Nel corso del 1952 un altro grave episodio: l’ing. Erio Codecà, direttore Fiat, viene ucciso con alcuni colpi di pistola sotto casa. Il caso rimarrà insoluto, ma la Fiat e la Questura sostengono la tesi del delitto politico cercando di imputare la responsabilità al Pci e alla Fiom, anche utilizzando una misteriosa scritta apparsa alla Fiat Grandi Motori: “E uno!”. Questo omicidio, di cui non fu mai individuato il colpevole, ma che difficilmente poteva essere ricondotto a motivi politici, venne sfruttato dalla Fiat per incrementare i licenziamenti di attivisti e militanti sindacali, ma anche di lavoratori con ridotte capacità lavorative (inidonei e inabili). Nel 1952 i licenziamenti “politici” saranno 35, l’anno successivo 55; a ciò si devono aggiungere le azioni sistematiche di discriminazione, trasferimento e declassamento professionale. Nello stesso periodo, alla fine del 1952, la Fiat creerà i reparti confino dove vengono concentrati e isolati molti militanti della Fiom, del Pci e del Psi; tra questi l’Officina Sussidiaria Ricambi (O.S.R.), ribattezzata “Officina Stella Rossa”: sarà chiusa nel 1957 con il licenziamento dei lavoratori in organico. Complessivamente dal 1948 al 1955 la Fiom ha contato, negli stabilimenti Fiat, 198 licenziamenti di membri di C.I. e attivisti sindacali.

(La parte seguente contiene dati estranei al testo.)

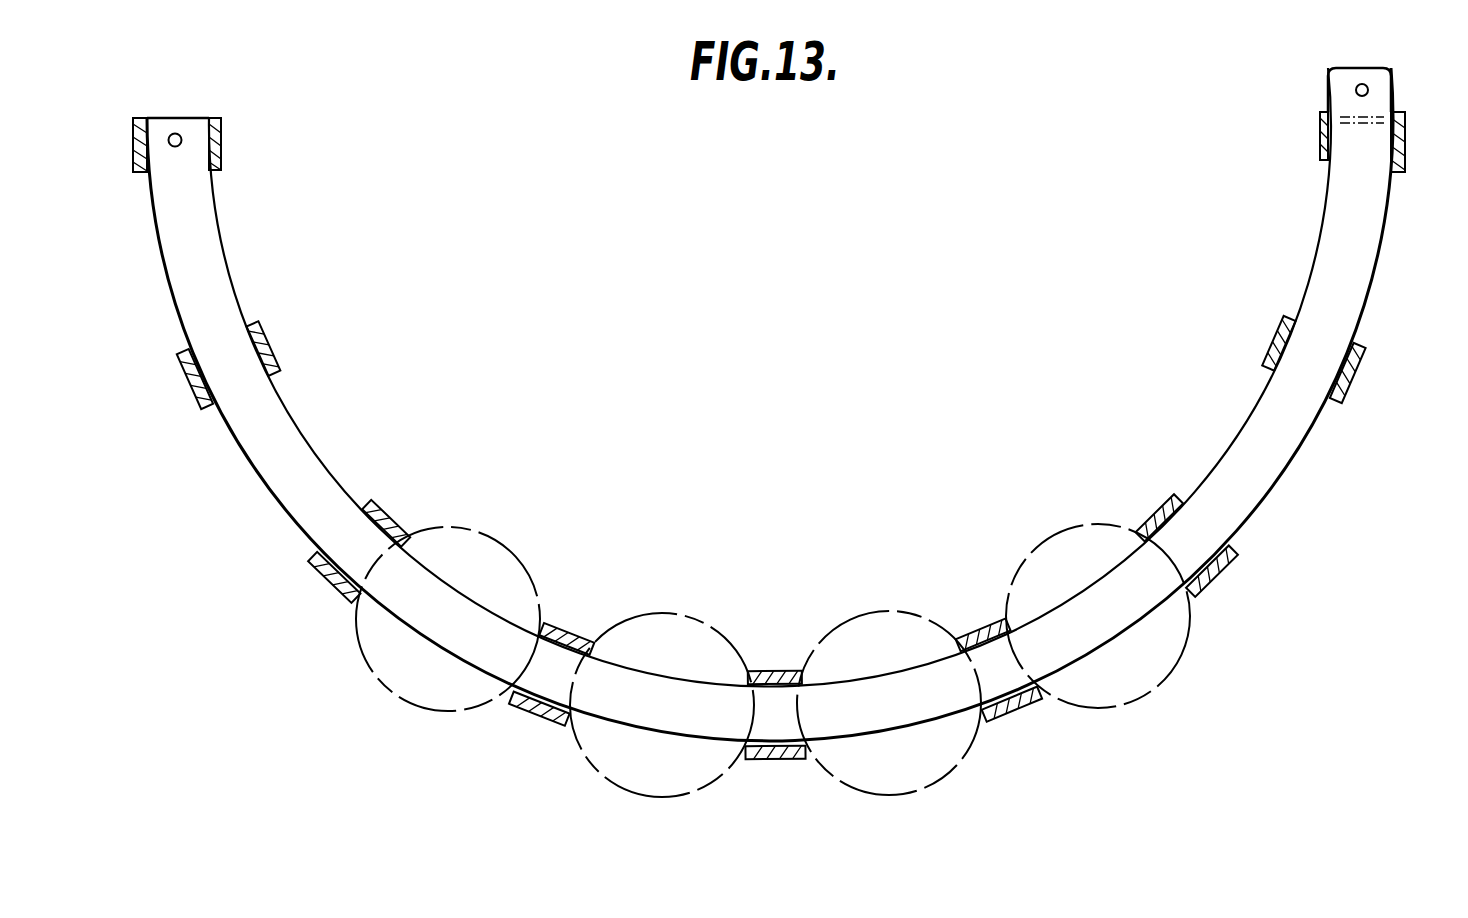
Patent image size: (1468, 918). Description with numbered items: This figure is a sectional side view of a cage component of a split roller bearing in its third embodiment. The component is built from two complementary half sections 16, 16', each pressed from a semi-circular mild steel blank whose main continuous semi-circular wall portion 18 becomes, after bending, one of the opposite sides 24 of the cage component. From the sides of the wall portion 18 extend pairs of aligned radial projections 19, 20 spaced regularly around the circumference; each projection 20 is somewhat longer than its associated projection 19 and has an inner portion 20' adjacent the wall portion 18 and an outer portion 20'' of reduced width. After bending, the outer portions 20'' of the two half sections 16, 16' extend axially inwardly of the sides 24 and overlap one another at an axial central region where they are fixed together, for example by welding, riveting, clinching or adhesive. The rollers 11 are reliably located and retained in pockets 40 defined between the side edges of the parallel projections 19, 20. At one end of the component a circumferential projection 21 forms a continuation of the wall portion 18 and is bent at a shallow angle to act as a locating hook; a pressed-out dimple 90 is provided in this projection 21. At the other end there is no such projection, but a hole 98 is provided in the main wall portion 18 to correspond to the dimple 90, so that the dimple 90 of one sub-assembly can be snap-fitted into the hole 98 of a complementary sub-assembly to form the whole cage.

The rollers 11 is at (670, 632).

Il 1953 fu l’anno della battaglia sulla cosiddetta “legge-truffa”[1] contro la quale la Fiom dichiarò da sola lo sciopero generale il 30 marzo: alla Fiat la partecipazione fu molto bassa, incoraggiando l’azienda nella sua politica di repressione e di licenziamenti.

La sconfitta della Fiom Cgil del 1955

La politica dei licenziamenti e della discriminazione sindacale e le stesse divisioni sindacali avevano preparato la sconfitta alle elezioni di C.I. del marzo 1955, dove la Fiom perde la maggioranza assoluta mantenuta fino a quel momento.

Alle elezioni si era giunti in un clima di acuta divisione e competizione sindacale, con pesanti interventi aziendali nella campagna elettorale, che erano stati anche esplicitamente richiesti dal governo USA. Nei fatti la Fiom non era riuscita a presentare le liste dei candidati in alcune sezioni Fiat; tuttavia le dimensioni della sconfitta sono inattese e determinano uno sbandamento notevole tra le fila della Fiom. Nelle valutazioni della Cgil e della Fiom, però, le cause della sconfitta non furono imputate solamente alle politiche antisindacali della Fiat, ma furono denunciati anche gli errori di strategia sindacale che avevano favorito la sconfitta stessa. L’autocritica che la Cgil e la Fiom fecero sulla sconfitta del 1955 alla Fiat costituirono una base nuova su cui rinnovare profondamente la politica rivendicativa, superando le concezioni basate sulla rigida centralizzazione confederale e sulla marginalizzazione della contrattazione aziendale: la capacità di ricerca e di elaborazione sui cambiamenti intervenuti nell’organizzazione produttiva evitò la chiusura in una battaglia di pura resistenza, costituendo i presupposti per la ripresa sindacale degli anni successivi.


[1] Una legge proposta dalla Democrazia Cristiana e approvata il 10 gennaio 1953, che assegnava un premio di maggioranza alla coalizione che raggiungeva il 50% + 1 dei voti: com’è noto il risultato delle elezioni politiche del 7 giugno 1953 non consentì, per una stretta misura (57.000 voti) alla coalizione guidata dalla D.C. di percepire il “premio” segnando la sconfitta della stessa legge.